Exploring the Nutritional Benefits of Beef & Soy:

  • Beef: A high quality protein source packed with 10 essential nutrients including vitamins like B12, and minerals like iron and zinc which are needed for muscle growth, brain function, & overall health.1 With nearly 40 lean cuts to choose from, the opportunities are abundant.
  • Soy: Another high-quality protein source that is also rich in fiber, and known for its ability to lower cholesterol, and provide heart health benefits.3 Whether it’s edamame, miso, tofu, soymilk, or even soy nut butter, soy comes in many different forms for us to enjoy.
  • Best of Both Worlds: Pairing beef and soy together, creates a complimentary protein package with a fiber rich punch to support a healthy dietary pattern and allows for more creativity in the kitchen.

In the Kitchen:

The Perfect Pairing for Health:

  • A diet rich in protein helps keep you fuller longer. Meals that include a combination of animal protein, like beef, with a plant protein, like soy, do just that – provide us a sense of satiety thus can help us better manage our weight and overall health. 2-4 Thank you, fiber and protein!
  • Additionally, the high-quality protein from beef and soy helps support muscle maintenance and growth – which is absolutely crucial as we age. 5

This May, as we celebrate National Beef month, let us not forget the endless possibilities we have when delicious beef pairs up with soy on the plate. It allows us the opportunity to enhance the flavor profile as well as fill a fiber nutrient gap2 – a win, win, in this dietitian’s book. Let’s bloom & stay inspired!

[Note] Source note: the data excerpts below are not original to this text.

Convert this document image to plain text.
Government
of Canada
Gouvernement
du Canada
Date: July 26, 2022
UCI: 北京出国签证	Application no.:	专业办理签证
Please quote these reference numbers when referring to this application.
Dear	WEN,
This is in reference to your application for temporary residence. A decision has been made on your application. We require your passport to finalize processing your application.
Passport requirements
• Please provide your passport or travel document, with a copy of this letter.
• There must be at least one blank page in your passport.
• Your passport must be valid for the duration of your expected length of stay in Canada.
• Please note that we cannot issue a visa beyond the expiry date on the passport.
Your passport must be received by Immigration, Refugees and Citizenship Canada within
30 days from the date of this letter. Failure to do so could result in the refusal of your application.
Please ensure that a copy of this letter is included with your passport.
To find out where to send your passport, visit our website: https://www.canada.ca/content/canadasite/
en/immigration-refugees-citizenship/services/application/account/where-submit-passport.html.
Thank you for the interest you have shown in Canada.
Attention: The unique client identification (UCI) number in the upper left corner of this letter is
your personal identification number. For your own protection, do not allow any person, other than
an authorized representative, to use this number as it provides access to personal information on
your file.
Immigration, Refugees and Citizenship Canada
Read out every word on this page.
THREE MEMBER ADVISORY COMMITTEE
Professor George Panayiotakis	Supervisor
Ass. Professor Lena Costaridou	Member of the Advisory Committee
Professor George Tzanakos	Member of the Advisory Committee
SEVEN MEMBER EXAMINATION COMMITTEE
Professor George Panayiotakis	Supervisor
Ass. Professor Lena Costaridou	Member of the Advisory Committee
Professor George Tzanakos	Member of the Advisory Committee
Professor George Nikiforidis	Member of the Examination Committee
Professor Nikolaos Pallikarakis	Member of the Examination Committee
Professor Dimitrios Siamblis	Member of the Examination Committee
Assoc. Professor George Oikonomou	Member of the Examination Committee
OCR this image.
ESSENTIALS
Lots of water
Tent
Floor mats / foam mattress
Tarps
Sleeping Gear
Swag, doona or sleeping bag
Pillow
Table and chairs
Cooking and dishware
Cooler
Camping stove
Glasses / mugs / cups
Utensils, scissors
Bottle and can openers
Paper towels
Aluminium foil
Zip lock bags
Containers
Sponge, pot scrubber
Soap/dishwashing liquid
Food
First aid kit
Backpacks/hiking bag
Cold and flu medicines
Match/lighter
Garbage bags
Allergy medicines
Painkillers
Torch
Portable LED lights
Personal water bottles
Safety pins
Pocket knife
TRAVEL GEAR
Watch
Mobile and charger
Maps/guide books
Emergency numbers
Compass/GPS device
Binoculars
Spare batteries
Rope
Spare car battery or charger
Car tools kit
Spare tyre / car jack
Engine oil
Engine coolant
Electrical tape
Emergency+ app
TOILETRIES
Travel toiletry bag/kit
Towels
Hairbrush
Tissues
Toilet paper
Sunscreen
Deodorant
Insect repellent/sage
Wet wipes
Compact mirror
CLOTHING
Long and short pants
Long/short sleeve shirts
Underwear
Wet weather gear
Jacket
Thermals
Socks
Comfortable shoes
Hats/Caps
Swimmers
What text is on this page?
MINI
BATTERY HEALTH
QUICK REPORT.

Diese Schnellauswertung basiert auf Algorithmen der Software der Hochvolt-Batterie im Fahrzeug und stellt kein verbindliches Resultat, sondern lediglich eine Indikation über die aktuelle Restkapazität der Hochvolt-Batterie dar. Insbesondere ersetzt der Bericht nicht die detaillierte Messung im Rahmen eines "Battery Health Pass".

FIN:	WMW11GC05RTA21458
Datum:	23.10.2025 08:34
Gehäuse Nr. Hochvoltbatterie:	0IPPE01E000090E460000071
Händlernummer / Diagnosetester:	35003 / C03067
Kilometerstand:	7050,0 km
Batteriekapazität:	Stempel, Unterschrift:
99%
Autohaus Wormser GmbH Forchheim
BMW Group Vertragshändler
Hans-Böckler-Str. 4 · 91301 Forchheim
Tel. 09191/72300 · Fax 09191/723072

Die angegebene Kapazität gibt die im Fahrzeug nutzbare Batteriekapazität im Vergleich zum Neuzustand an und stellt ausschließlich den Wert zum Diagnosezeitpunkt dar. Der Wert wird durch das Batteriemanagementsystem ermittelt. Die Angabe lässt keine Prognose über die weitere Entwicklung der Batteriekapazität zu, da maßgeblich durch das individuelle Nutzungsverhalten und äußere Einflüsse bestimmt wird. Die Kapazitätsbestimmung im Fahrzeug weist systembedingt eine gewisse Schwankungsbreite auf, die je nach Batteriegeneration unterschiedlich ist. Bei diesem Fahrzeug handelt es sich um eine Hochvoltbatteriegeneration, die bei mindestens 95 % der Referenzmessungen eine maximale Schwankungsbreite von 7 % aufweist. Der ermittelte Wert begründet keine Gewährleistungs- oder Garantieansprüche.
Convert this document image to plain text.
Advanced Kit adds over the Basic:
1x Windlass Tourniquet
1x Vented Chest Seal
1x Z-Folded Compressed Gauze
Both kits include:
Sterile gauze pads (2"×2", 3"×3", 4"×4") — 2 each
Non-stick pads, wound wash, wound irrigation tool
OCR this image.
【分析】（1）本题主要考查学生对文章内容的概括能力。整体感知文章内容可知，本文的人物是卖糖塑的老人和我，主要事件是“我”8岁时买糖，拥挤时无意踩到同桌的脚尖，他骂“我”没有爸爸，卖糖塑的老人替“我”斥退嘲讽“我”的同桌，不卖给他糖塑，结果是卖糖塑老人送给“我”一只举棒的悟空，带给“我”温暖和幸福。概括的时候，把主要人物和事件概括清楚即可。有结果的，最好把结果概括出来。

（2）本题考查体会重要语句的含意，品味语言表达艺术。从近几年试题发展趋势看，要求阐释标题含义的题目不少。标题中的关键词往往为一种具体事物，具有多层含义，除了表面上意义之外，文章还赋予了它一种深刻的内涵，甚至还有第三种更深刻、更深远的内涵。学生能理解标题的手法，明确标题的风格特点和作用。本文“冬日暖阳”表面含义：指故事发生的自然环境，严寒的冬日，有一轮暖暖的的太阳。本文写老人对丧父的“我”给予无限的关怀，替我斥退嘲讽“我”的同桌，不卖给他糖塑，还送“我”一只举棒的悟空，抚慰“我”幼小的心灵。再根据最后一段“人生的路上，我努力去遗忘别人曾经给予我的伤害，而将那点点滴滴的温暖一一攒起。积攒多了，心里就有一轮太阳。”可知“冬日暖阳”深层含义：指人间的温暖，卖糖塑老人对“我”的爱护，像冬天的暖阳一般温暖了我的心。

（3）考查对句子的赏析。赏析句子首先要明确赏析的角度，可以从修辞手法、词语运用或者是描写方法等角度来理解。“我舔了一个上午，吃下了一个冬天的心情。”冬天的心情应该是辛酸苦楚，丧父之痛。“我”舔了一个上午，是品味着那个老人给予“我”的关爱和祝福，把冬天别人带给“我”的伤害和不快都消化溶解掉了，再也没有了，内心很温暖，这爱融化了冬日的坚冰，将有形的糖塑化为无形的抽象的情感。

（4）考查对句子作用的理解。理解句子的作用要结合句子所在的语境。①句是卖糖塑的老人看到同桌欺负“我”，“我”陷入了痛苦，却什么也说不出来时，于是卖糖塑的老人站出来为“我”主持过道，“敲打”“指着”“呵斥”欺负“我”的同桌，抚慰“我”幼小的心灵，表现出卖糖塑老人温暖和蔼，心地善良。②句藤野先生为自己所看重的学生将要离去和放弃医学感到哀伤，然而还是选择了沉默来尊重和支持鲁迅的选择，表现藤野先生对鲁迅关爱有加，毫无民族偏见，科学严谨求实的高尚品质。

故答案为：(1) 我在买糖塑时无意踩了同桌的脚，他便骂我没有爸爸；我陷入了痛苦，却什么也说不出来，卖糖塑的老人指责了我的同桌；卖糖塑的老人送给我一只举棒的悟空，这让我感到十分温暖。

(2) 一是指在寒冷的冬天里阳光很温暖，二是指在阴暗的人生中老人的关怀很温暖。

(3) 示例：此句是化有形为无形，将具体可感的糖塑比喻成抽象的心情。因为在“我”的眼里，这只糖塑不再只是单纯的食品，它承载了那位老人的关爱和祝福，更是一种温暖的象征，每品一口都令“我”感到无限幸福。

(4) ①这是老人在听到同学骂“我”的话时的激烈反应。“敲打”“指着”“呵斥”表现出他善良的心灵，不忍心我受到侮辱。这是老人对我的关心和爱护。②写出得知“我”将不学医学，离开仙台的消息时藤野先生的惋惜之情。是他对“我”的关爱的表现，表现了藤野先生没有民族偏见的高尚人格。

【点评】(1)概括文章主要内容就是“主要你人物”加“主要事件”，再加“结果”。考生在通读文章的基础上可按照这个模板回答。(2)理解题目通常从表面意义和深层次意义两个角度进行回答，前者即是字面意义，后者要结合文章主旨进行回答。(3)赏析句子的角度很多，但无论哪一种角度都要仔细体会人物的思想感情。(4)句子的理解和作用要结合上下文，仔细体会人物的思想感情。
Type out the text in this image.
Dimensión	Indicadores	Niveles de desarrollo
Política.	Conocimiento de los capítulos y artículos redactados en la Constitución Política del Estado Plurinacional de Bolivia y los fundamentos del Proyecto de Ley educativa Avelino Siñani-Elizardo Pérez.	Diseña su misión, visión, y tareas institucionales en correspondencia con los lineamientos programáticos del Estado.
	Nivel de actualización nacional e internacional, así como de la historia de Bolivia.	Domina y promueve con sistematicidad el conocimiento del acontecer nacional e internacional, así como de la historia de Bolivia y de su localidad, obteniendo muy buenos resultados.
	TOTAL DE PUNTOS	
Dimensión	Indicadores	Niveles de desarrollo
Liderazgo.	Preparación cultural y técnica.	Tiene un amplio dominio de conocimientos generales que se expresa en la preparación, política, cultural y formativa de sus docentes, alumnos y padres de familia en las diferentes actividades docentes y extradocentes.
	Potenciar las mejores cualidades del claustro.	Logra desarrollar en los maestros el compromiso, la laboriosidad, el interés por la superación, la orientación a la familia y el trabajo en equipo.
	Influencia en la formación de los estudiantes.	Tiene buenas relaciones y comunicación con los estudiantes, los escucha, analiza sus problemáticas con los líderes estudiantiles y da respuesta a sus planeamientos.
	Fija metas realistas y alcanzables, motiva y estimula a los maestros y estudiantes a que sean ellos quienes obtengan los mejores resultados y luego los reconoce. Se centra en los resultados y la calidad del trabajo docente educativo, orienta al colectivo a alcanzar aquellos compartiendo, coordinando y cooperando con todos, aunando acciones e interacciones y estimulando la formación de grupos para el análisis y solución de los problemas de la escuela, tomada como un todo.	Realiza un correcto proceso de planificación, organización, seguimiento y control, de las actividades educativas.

  1. U.S. Department of Agriculture (USDA), Agricultural Research Service. FoodData Central: Foundation Foods. Version Current: April 2023. Internet: fdc.nal.usda.gov.
  2. Quagliani D, Felt-Gunderson P. Closing America’s Fiber Intake Gap: Communication Strategies From a Food and Fiber Summit. Am J Lifestyle Med. 2016 Jul 7;11(1):80-85. doi: 10.1177/1559827615588079. PMID: 30202317; PMCID: PMC6124841.
  3. Michelfelder AJ. Soy: a complete source of protein. Am Fam Physician. 2009 Jan 1;79(1):43-7. PMID: 19145965.
  4. Paddon-Jones D, et al. Protein, weight management, and satiety. Am J Clin Nutr 2008;87:1558S-61S.
  5. Paddon-Jones D, et al. Protein and healthy aging. Am J Clin Nutr 2015;101:1339S–45S.